The financial impact of employee assessments: Measurable ROI
Organizations need more valid employment screening programs that can show a direct impact of
assessment scores on business outcomes. The current economic downturns require a more integrated approach, as organizations try to identify between mission-critical programs and costly options that end up being merely ‘excursion’ trips.
The use of predictive modeling demands that no shortcuts are taken. It is important to balance expenses with assessment outcomes. ROI needs to specify the type of outcomes that can be termed as critical business drivers.

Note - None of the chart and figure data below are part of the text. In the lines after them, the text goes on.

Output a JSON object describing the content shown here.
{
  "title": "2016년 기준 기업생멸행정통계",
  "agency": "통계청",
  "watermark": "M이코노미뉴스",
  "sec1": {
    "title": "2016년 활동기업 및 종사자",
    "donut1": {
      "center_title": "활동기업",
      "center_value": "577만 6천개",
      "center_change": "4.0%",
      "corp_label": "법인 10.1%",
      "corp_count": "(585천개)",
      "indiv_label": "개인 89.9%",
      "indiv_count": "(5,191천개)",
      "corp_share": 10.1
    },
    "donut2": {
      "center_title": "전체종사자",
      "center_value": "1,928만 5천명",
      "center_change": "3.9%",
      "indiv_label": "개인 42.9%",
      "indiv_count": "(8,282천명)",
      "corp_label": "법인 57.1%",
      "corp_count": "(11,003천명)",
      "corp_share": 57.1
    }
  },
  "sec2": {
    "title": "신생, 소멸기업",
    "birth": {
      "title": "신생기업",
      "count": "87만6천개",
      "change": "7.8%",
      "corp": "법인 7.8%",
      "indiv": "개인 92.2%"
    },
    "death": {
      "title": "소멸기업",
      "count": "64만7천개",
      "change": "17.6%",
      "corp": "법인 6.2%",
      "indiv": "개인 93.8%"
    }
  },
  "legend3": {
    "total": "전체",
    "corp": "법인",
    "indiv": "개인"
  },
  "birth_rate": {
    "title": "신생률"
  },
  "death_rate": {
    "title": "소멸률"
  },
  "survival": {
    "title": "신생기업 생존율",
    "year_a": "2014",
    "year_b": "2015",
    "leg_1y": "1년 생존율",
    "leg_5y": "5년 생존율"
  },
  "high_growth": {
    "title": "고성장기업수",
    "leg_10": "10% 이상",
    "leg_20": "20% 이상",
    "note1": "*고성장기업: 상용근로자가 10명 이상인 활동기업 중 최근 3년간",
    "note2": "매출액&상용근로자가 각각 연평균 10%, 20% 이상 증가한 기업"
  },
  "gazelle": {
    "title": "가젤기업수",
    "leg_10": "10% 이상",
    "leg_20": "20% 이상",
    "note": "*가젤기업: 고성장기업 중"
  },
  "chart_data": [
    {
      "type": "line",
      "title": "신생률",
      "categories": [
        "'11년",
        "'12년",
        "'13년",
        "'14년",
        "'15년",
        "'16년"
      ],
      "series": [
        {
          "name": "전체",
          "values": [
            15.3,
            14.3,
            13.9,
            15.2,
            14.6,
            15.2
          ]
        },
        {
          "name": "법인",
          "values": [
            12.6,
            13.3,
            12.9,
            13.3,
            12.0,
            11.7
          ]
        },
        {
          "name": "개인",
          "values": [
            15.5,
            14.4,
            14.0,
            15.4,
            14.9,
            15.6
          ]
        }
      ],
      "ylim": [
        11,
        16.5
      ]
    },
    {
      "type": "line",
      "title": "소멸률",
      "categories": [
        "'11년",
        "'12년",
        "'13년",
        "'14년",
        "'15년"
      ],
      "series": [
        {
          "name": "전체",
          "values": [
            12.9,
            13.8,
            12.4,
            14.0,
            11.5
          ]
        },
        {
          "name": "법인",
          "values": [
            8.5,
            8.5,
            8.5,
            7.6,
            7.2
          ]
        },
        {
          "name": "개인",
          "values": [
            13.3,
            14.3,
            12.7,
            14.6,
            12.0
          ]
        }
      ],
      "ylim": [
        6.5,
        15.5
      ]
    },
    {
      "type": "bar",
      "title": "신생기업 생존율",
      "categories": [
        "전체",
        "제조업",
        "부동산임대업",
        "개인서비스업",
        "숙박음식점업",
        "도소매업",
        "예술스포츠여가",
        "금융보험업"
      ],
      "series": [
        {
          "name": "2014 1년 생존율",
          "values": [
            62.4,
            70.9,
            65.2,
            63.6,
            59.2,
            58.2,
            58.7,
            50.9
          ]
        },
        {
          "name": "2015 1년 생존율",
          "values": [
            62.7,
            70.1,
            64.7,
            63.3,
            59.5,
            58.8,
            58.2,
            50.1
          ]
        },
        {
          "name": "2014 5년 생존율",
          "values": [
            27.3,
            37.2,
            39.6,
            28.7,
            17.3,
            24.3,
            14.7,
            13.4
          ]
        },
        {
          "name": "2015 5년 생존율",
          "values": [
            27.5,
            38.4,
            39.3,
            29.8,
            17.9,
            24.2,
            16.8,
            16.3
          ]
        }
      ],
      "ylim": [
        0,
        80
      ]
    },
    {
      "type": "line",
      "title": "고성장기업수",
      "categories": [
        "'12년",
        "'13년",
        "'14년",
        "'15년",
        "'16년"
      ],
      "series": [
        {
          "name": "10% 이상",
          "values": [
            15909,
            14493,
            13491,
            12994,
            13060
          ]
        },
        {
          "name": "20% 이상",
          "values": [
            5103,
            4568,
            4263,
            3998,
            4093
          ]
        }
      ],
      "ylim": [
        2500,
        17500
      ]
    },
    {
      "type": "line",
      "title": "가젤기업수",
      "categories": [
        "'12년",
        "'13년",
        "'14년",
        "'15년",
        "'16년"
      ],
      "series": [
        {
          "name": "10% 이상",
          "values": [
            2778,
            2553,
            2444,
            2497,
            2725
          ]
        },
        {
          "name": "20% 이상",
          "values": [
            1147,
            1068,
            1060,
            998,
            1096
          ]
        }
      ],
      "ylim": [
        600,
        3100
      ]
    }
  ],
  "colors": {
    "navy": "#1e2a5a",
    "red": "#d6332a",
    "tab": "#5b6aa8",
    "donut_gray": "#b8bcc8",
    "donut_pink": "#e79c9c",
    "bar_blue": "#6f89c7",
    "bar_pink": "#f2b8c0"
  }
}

It is important to expand the scope of assessment
into a model that can identify potential gaps in existing workforce. This gap can thus be integrated into assessments that are used specifically for pre-hiring screening purposes. The benefits are enormous. Not only the new hires will be ready to be integrated into the existing workforce, the existing human capital will have a mixture of talent capacities that can be further utilized toward ongoing development. This minimizes the gaps identified at the off-set, and enhances an assessment program’s capabilities to identify true critical dimensions that need to be targeted.
This clear identification of gaps enables organizations to improve performance potentials of low performing candidates, increase validity of competency gaps in existing workforce, and thus provide the organization with important ROI metrics that can eventually help organizations cut costs in a more defined manner.
It is without a doubt that assessments are key to not only retaining high talent, but linking that performance to real impact on business outcomes. A rigorous and flexible employee assessment program design provides valuable data that can be utilized by HR experts to measure valuable mission-critical information.